The Golden State passed the law in October last year, but when confronted by patients asking whether they would be willing act in the event their condition worsened to a point of apparent hopelessness, some physicians say that while they recognize growing support for assisted suicide, the ethics of their medical education have not prepared them to end a patient's life.

"I think everyone has that personal, ethical dilemma because we're not really taught in medical school to cause someone's death, and yet we certainly think society is moving toward wanting the option," Daniel Mirda of the Association of Northern California Oncologists told the Associated Press.

The passage of the bill was hard-fought with many medical professionals and terminally ill patients working hard to ensure its success, often after having witnessed first-hand the prolonged suffering of a relative with a terminal diagnosis, as the Christian Science Monitor's Harry Brunius wrote last year. Furthermore, the high cost of health care in the United States and the patchy availability of palliative care around the nation gave extra force to the case for such laws.

There are, however, concerns from some in the medical field that such a law will lead to premature decisions, misdiagnoses, and less support for palliative care, which often includes the sedation to relieve suffering.

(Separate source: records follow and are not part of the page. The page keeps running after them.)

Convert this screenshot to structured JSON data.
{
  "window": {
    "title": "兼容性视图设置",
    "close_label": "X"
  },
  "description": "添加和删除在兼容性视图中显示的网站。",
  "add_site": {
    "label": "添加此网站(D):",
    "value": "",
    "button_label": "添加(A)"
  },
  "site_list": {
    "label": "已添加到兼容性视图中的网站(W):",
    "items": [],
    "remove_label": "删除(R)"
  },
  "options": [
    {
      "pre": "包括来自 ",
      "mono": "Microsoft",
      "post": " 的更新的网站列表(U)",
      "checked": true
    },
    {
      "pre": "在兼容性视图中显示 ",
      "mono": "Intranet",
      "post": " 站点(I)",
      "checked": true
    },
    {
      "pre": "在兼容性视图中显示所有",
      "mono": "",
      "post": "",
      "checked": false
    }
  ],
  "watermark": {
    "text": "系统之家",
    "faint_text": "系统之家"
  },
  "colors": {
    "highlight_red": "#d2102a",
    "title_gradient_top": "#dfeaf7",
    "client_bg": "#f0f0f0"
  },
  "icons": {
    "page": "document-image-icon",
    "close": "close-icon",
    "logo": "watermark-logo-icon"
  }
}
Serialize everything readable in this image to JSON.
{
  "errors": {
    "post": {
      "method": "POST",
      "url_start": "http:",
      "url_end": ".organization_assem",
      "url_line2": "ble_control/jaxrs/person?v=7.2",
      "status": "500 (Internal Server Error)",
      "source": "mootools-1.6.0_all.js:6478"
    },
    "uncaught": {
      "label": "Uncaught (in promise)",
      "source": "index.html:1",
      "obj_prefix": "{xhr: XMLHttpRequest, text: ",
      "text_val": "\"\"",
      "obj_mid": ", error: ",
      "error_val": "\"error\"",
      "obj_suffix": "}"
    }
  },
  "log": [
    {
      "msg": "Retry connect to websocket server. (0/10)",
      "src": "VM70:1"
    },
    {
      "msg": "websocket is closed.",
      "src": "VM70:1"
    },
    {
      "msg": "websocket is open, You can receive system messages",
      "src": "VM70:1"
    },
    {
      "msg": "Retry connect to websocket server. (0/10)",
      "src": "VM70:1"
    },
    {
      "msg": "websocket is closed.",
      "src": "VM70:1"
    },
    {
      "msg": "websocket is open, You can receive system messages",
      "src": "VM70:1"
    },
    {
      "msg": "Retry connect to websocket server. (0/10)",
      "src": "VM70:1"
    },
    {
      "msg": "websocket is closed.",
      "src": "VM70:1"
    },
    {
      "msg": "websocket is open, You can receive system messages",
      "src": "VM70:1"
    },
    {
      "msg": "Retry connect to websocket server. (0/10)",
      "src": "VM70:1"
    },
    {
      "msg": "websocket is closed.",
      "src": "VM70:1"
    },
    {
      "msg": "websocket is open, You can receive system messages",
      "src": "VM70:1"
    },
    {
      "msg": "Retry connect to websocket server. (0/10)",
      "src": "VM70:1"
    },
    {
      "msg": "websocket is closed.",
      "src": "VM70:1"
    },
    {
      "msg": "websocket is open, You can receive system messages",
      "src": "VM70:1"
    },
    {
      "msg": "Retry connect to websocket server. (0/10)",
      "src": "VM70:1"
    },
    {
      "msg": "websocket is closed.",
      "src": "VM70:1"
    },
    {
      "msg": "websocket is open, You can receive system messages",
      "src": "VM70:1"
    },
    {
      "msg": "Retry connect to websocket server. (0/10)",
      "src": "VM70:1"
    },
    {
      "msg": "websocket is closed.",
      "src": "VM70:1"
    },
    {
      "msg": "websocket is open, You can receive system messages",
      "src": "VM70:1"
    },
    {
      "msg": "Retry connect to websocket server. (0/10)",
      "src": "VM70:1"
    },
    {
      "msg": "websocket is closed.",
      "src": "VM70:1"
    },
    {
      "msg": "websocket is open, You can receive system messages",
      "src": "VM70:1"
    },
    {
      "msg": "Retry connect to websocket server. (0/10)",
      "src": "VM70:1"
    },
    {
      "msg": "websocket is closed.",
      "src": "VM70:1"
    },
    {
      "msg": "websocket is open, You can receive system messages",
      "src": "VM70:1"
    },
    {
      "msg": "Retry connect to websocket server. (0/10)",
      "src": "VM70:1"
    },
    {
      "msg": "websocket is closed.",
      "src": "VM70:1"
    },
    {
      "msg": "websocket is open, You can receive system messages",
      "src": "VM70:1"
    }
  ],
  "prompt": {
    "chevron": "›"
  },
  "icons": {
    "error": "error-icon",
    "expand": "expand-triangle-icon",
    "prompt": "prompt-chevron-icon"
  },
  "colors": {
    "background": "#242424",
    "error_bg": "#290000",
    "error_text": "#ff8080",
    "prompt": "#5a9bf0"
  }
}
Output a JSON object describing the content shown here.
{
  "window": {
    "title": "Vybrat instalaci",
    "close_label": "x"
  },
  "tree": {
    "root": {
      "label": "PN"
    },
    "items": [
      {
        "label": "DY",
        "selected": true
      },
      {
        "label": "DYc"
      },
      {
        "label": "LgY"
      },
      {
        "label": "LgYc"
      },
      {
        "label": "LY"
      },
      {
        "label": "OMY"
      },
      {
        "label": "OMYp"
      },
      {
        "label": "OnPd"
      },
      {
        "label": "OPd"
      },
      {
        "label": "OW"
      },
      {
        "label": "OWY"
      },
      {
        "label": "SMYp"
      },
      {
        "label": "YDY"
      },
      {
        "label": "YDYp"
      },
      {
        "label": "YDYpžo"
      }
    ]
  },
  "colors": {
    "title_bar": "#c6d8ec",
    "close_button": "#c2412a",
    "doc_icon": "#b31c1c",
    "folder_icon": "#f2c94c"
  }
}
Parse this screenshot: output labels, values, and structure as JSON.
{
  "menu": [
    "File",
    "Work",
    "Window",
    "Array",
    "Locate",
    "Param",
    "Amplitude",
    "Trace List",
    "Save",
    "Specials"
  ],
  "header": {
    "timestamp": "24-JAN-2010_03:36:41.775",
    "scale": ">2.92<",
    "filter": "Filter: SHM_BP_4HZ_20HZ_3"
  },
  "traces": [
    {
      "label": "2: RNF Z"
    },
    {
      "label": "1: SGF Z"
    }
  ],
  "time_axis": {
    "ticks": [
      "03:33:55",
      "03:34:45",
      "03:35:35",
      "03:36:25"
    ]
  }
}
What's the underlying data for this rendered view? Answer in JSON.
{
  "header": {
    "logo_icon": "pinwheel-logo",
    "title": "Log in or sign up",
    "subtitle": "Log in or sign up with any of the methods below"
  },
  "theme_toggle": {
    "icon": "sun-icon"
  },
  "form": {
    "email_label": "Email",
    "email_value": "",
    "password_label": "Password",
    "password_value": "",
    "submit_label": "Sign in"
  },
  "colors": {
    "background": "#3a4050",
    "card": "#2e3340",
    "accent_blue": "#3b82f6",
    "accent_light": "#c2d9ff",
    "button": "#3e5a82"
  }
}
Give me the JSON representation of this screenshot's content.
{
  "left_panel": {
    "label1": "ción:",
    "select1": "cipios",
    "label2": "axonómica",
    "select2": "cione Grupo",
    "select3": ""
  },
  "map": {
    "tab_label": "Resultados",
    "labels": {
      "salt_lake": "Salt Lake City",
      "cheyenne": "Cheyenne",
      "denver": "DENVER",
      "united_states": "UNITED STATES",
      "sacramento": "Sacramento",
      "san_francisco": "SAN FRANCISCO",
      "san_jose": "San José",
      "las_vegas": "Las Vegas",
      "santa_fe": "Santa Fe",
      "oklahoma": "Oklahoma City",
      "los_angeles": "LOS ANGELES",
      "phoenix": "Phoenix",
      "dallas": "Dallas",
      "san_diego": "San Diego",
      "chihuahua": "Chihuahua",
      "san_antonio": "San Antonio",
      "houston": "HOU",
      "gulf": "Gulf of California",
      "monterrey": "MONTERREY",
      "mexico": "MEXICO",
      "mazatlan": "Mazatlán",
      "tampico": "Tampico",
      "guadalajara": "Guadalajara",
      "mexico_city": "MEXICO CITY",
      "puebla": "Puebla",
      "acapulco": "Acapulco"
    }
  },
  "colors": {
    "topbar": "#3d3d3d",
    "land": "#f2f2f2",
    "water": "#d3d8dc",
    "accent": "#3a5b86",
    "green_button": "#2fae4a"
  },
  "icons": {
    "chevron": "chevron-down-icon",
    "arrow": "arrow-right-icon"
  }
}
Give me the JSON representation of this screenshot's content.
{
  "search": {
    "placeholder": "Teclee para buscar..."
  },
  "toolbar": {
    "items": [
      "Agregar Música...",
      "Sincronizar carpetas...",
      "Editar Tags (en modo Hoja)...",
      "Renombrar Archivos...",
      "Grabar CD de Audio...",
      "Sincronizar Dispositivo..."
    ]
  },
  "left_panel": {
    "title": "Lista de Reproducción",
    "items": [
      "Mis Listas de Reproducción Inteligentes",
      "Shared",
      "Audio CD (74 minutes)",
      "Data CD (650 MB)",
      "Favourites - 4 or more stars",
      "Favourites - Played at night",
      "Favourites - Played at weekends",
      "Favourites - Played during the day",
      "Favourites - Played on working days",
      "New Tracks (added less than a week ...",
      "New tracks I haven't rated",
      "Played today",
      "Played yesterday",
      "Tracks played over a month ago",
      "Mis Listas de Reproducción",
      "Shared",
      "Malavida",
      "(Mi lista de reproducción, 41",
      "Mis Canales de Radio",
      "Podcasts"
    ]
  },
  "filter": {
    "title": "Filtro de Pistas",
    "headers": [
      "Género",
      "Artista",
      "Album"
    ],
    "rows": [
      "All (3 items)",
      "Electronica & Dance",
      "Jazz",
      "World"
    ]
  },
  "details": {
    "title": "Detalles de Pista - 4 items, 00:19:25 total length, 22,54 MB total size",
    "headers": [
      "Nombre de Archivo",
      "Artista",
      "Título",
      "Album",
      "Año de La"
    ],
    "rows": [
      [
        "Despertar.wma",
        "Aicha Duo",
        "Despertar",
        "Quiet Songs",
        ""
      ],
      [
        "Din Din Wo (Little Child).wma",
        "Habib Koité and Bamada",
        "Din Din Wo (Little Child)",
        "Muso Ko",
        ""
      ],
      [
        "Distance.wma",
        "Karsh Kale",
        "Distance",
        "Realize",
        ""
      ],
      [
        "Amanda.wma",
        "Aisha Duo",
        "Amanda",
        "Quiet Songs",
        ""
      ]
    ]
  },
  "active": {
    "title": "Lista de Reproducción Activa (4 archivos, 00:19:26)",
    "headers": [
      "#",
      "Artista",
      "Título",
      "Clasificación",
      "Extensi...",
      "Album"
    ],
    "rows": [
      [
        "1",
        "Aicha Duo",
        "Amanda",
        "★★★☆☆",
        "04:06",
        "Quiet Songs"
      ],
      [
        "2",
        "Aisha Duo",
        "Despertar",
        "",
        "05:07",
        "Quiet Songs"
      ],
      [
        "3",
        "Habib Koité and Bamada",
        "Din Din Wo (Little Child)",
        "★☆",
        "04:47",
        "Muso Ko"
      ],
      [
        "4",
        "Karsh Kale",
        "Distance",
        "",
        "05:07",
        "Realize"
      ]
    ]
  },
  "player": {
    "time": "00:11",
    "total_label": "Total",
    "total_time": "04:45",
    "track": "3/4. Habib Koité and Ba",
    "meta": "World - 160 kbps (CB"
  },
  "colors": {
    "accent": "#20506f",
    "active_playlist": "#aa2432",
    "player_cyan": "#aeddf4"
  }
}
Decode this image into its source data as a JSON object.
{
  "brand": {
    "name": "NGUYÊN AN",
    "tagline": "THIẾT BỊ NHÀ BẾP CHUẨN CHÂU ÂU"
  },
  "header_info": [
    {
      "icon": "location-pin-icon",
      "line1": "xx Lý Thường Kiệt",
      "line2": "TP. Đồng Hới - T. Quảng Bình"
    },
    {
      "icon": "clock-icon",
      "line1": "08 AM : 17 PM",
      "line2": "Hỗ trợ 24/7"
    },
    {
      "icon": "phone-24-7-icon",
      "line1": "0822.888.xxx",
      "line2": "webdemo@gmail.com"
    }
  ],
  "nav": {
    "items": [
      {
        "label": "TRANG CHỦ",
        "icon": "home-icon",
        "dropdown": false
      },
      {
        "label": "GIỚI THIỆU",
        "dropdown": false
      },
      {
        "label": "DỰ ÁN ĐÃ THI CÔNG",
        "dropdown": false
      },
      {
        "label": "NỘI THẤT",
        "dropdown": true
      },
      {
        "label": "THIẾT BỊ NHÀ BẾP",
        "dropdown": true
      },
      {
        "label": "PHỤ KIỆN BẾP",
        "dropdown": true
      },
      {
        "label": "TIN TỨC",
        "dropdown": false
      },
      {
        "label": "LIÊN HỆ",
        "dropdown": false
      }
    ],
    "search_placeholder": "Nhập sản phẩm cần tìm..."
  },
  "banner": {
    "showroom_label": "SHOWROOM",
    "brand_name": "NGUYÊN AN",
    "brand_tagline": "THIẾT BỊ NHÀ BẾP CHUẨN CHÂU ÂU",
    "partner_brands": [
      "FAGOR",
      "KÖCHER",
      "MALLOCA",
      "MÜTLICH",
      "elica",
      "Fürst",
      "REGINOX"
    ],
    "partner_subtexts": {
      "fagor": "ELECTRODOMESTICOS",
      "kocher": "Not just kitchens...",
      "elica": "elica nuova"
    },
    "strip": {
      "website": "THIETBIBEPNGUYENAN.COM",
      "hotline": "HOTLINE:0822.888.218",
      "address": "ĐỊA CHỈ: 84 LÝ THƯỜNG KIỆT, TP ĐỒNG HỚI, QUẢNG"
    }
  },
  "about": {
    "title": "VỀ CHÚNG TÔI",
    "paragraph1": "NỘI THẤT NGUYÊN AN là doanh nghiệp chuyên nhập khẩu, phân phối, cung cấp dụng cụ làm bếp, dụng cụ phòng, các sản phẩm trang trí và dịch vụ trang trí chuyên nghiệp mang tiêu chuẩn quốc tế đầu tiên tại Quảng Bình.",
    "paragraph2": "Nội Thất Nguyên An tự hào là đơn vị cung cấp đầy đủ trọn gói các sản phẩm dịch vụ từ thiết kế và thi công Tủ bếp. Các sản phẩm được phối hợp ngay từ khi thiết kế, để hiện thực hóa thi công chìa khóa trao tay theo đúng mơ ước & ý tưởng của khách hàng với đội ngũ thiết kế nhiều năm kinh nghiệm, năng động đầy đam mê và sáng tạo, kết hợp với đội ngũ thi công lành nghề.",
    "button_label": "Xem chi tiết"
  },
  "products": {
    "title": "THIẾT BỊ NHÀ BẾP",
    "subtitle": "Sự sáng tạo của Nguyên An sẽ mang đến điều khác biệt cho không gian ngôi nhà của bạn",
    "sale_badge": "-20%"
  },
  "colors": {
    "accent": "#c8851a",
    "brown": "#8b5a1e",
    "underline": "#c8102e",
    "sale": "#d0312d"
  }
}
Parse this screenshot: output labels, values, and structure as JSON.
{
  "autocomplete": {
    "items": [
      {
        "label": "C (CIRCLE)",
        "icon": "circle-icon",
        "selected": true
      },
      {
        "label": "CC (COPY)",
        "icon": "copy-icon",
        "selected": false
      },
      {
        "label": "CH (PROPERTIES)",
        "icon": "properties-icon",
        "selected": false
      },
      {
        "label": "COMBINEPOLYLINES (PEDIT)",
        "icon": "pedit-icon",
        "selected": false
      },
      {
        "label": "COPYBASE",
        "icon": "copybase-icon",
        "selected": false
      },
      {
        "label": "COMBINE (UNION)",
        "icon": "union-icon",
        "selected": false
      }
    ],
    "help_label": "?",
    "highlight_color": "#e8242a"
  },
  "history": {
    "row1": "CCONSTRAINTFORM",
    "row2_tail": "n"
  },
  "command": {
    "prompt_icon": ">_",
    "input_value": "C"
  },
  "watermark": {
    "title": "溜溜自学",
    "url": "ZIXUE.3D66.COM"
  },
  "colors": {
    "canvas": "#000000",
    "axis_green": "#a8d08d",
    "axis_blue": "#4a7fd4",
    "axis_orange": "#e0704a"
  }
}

The Alliance of Catholic Hospitals has said its hospitals won't issue life-ending prescriptions because that would go against the church's stance on assisted suicide. At the same time the church can't stop affiliated physicians from talking about it or referring patients to institutions that are willing to dispense the drugs.

California is considered a testing ground for whether the physician-assisted suicide could spread nationwide. States that already have such laws – Oregon, Washington, and Vermont – are home to predominantly wealthy, white demographics. California's economic and demographic diversity will give the new law a stress test, such as whether economic considerations may pressure a family to choose euthanasia for a loved one.

It is not yet clear how soon the first prescription will be written. Under the law, patients have to be declared by their physician to have six months or less to live, make two verbal requests within 15 days of each other, and submit a request in writing.

This report contains material from the Associated Press.